1. Field of the Invention
The present invention relates generally to the fabrication of integrated circuits on substrates. More particularly, the invention relates to a new etch stop layer and a process for forming a dual damascene structure characterized by a low capacitance between interconnect lines.
2. Background of the Invention
Consistent and fairly predictable improvement in integrated circuit design and fabrication has been observed in the last decade. One key to successful improvements is the multilevel interconnect technology which provides the conductive paths between the devices of an integrated circuit (IC) device. The shrinking dimensions of horizontal interconnects (typically referred to as lines) and vertical interconnects (typically referred to as contacts or vias: contacts extend to a device on the underlying substrate while vias extend to an underlying metal layer such as M1, M2, etc.) in very large scale integration (VLSI) and ultra large scale integration (ULSI) technology has increased the importance of reducing capacitive coupling between interconnect lines in particular. In order to further improve the speed of semiconductor devices on integrated circuits, it has become necessary to use conductive materials having low resistivity and low k (dielectric constant &lt;4.0) insulators to reduce the capacitive coupling between adjacent metal lines. For example, copper is now being considered as an interconnect material in place of aluminum because copper has a lower resistivity and higher current carrying capacity. Also, dielectric materials having a lower dielectric constant than that of silicon dioxide (dielectric constant .about.4.0) are being seriously considered for use in production devices. One example of these dielectric materials is fluorine-doped silicon dioxide also known as fluorine-doped silicon glass (FSG) (dielectric constant .about.3.5-3.7).

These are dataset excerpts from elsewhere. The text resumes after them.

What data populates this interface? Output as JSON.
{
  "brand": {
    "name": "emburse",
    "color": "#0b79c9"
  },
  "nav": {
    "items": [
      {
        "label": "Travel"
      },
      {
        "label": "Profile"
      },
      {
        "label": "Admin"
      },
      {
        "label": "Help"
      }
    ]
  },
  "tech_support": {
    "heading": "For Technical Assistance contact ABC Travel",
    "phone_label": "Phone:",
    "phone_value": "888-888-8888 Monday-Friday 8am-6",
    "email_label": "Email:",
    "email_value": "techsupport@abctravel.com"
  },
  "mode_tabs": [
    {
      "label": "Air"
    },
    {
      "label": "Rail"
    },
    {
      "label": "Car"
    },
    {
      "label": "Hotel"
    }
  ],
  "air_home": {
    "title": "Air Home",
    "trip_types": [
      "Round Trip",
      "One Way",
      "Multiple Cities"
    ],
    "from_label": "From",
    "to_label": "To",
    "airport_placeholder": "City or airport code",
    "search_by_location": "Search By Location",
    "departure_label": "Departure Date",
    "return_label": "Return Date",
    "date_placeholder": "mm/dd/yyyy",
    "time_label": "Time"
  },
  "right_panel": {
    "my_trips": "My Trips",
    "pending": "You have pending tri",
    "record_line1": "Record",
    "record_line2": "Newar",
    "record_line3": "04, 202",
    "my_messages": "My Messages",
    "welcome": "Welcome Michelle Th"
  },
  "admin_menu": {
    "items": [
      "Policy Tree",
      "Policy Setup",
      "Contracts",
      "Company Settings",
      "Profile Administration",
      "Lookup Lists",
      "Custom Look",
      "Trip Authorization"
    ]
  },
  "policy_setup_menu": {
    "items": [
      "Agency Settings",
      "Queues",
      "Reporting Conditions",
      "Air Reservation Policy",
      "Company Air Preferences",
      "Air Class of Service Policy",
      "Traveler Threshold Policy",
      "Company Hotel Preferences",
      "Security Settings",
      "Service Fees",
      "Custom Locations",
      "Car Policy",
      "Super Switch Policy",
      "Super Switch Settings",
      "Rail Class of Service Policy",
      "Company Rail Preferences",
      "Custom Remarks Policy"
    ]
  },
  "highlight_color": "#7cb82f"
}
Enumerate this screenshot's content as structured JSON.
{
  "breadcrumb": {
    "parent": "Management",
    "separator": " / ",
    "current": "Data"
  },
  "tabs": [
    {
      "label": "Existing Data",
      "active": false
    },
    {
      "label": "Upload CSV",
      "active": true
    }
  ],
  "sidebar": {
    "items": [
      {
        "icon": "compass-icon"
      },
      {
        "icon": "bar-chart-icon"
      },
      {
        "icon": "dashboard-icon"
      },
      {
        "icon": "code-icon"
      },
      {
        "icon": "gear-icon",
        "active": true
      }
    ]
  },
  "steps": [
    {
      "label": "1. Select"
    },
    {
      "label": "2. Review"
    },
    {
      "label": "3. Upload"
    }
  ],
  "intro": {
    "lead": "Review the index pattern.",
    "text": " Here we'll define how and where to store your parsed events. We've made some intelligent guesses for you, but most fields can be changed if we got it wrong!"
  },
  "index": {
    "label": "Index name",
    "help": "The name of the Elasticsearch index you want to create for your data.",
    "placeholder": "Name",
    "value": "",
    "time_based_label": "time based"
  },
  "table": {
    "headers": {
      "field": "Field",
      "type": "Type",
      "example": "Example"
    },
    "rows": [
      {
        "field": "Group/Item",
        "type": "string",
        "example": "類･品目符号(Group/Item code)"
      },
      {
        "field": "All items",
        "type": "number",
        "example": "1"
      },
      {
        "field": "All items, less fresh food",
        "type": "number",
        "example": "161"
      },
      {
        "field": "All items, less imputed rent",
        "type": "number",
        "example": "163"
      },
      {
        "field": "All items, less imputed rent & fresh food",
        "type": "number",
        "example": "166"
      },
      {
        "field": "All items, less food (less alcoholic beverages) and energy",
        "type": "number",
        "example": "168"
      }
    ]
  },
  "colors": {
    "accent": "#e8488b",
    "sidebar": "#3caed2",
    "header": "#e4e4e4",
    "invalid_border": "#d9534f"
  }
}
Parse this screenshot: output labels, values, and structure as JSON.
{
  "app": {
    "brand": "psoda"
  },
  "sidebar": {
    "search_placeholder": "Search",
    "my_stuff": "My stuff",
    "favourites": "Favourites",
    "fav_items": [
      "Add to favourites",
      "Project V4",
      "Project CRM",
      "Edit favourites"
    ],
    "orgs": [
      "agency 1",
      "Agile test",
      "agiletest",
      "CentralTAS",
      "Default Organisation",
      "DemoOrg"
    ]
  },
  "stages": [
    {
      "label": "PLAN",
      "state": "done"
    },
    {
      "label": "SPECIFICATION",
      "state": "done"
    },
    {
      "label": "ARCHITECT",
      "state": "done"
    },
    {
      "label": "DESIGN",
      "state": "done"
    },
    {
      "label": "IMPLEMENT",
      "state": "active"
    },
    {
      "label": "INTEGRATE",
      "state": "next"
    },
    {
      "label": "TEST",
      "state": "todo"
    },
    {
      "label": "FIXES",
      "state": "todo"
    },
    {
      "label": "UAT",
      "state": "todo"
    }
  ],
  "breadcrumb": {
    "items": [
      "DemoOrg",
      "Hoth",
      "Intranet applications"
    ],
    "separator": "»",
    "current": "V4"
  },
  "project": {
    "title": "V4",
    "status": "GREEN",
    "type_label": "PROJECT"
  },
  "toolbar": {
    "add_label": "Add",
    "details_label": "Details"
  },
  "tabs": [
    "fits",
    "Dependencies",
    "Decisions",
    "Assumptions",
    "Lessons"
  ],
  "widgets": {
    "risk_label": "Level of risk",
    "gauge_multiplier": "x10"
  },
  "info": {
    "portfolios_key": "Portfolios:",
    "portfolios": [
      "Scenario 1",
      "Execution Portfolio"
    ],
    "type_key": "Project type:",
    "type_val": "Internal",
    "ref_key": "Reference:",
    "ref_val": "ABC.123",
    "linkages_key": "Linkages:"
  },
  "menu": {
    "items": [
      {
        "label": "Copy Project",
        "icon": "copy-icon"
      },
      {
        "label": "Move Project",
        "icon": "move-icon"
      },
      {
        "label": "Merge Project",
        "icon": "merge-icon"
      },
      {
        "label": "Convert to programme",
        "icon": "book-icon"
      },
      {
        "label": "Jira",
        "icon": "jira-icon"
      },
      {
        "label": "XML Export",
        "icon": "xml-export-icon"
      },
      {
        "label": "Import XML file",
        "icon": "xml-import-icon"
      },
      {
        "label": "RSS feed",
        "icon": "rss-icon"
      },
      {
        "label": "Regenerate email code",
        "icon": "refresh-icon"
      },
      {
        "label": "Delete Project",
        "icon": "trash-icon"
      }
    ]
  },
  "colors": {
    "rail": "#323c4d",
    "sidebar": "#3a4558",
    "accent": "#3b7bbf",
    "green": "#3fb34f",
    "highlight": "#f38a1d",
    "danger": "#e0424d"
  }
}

However, these materials present new problems for IC manufacturing processes. For example, because copper is difficult to etch in a precise pattern, traditional deposition/etch processes for forming interconnects has become unworkable, and accordingly, a process referred to as a dual damascene is being used to form copper interconnects. In a dual damascene process, the dielectric layer is etched to define both the contacts/vias and the interconnect lines. Metal is then inlaid into the defined pattern and any excess metal is removed from the top of the structure in a planarization process, such as chemical mechanical polishing (CMP).
FIGS. 1a through 1c illustrate one method used in the fabrication of a dual damascene structure using a single (thick) dielectric layer 10 formed on a substrate 12. The dielectric layer 10 is patterned and etched using a timed etch process to define an interconnect line 20 as shown in FIG. 1a. The vertical interconnects 16 (i.e., contacts/vias), are then patterned in the bottom of the lines (FIG. 1b) and etched to expose an underlying conductive or semiconductive layer such as a substrate 12 (FIG. 1c). The etched structure having contacts/vias 16 and interconnects 20 is filled with a conductive material and the upper surface is planarized. However, the depth of the timed etch step is difficult to control and the patterning of the contacts/vias in the interconnect trenches is also a difficult process to perform.
FIGS. 2a and 2b illustrate another method used to fabricate a dual damascene structure. As shown in FIG. 2a, a single (thick) dielectric layer 10 is formed on a substrate 12 and the contacts/vias 16 are patterned and partially etched through the dielectric layer 10 using a timed etch process. The interconnect lines 20 are then patterned and a second timed etch is conducted to form the trenches for the interconnects as shown in FIG. 2b. During this second timed etch, the contacts/vias 16 are also etched to an additional depth sufficient for the contacts/vias to extend vertically to their intended depth as shown by the dashed lines. However, the timed etch steps again are difficult to control making this process less attractive for commercial production.
A third and more preferable method for fabricating a dual damascene structure uses a two-step dielectric deposition with an etch stop deposited therebetween as shown in FIG. 3. A first dielectric layer 10 is deposited on a substrate and then an etch stop 14 is deposited on the first dielectric layer. The etch stop is then patterned to define the openings of the contacts/vias 16. A second dielectric layer 18 is then deposited over the patterned etch stop and then patterned to define the interconnect lines 20. A single etch process is then performed to define the interconnects down to the etch stop and to etch the unprotected dielectric exposed by the patterned etch stop to define the contacts/vias.
Silicon nitride has been the etch stop material of choice. However, the silicon nitride disposed between the dielectric layers is within the fringing field between the interconnects. Silicon nitride has a relatively high dielectric constant (dielectric constant .about.7) compared to the surrounding dielectric, and it has been discovered that the silicon nitride may significantly increase the capacitive coupling between interconnect lines, even when an otherwise low k dielectric material is used as the primary insulator. This may lead to cross talk and/or resistance-capacitance (RC) delay which degrades the overall performance of the device.
Therefore, there is a need for a process to form a dual damascene with decreased capacitive coupling between interconnects.